Search code examples
pythonpyspark

Rank on a subset of a partition - PySpark


The code snippet below creates the column 'rank' with a condition. I want to perform the rank based on a subset of the partition, hence I use a when clause and set category=='Y' and then execute the rank. However, I did not expect the result below. Where I expected rank=1 it is in fact rank=2.

How can I achieve to do a rank on a subset of a partition?

import pyspark.sql.functions as F
from pyspark.sql.window import Window
from pyspark.sql import Row

data = [
    Row(id=1, code=14, category='N'),
    Row(id=1, code=20, category='Y'),
    Row(id=1,  code=19, category='Y'),
    Row(id=1,  code=22, category='Y'),
    Row(id=1,  code=15, category='Y'),
]

ps_df = spark.createDataFrame(data)

window = Window.partitionBy('id').orderBy('code')

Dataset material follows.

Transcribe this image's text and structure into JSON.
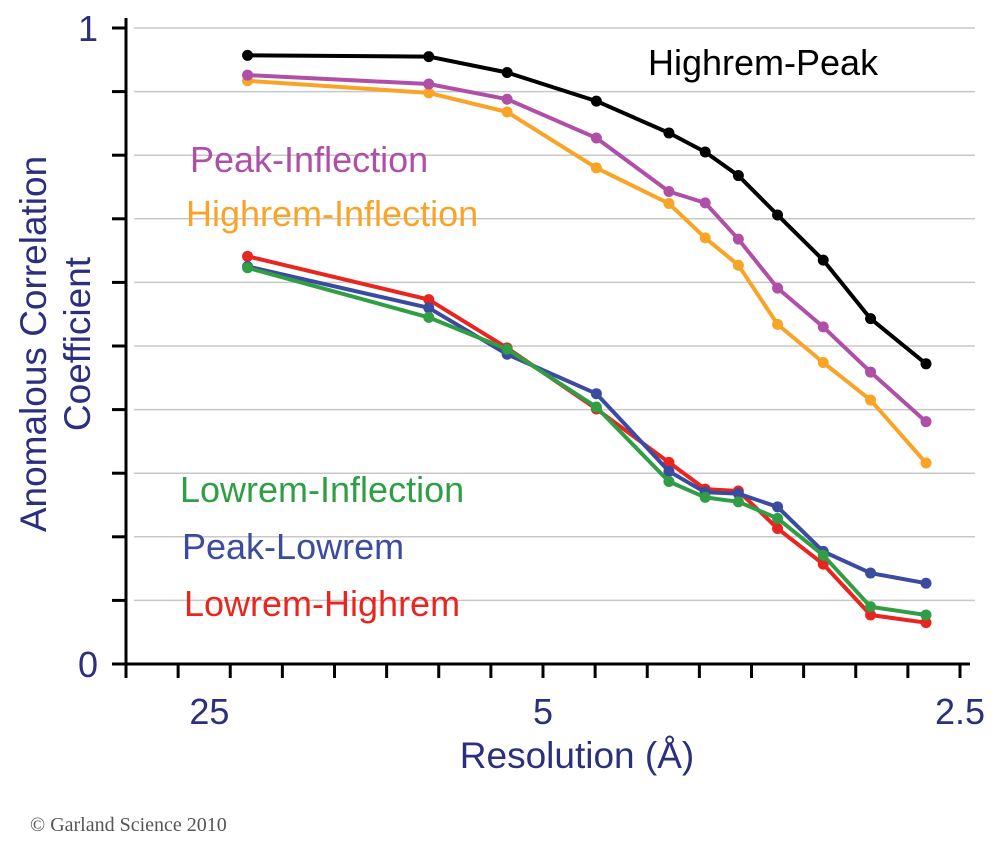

ps_df = ps_df.withColumn('rank', F.when(col('category')=='Y', F.rank().over(window)))

ps_df.show()
+---+----+--------+----+
| id|code|category|rank|
+---+----+--------+----+
|  1|  14|       N|NULL|
|  1|  15|       Y|   2|
|  1|  19|       Y|   3|
|  1|  20|       Y|   4|
|  1|  22|       Y|   5|
+---+----+--------+----+

Solution

  • I think we can use a alternative way, which don't need to use rank(), to achieve the same goal:

    ps_df = ps_df.withColumn(
        "flag", func.when(func.col("category")=="Y", func.lit(1)).otherwise(func.lit(0))
    ).withColumn(
        "cumsum", func.sum("flag").over(Window.partitionBy("id").orderBy("code"))
    ).withColumn(
        "rank", func.when(func.col("category")=="Y", func.col("cumsum")).otherwise(func.lit(None))
    ).select(
        "id", "code", "category", "rank"
    )
    

    First, you raise a value equal to 1 flag if this is the partition or group that you want to calculate. Then use a sum() with window function to do the cumulative sum of that partition to perform the ranking.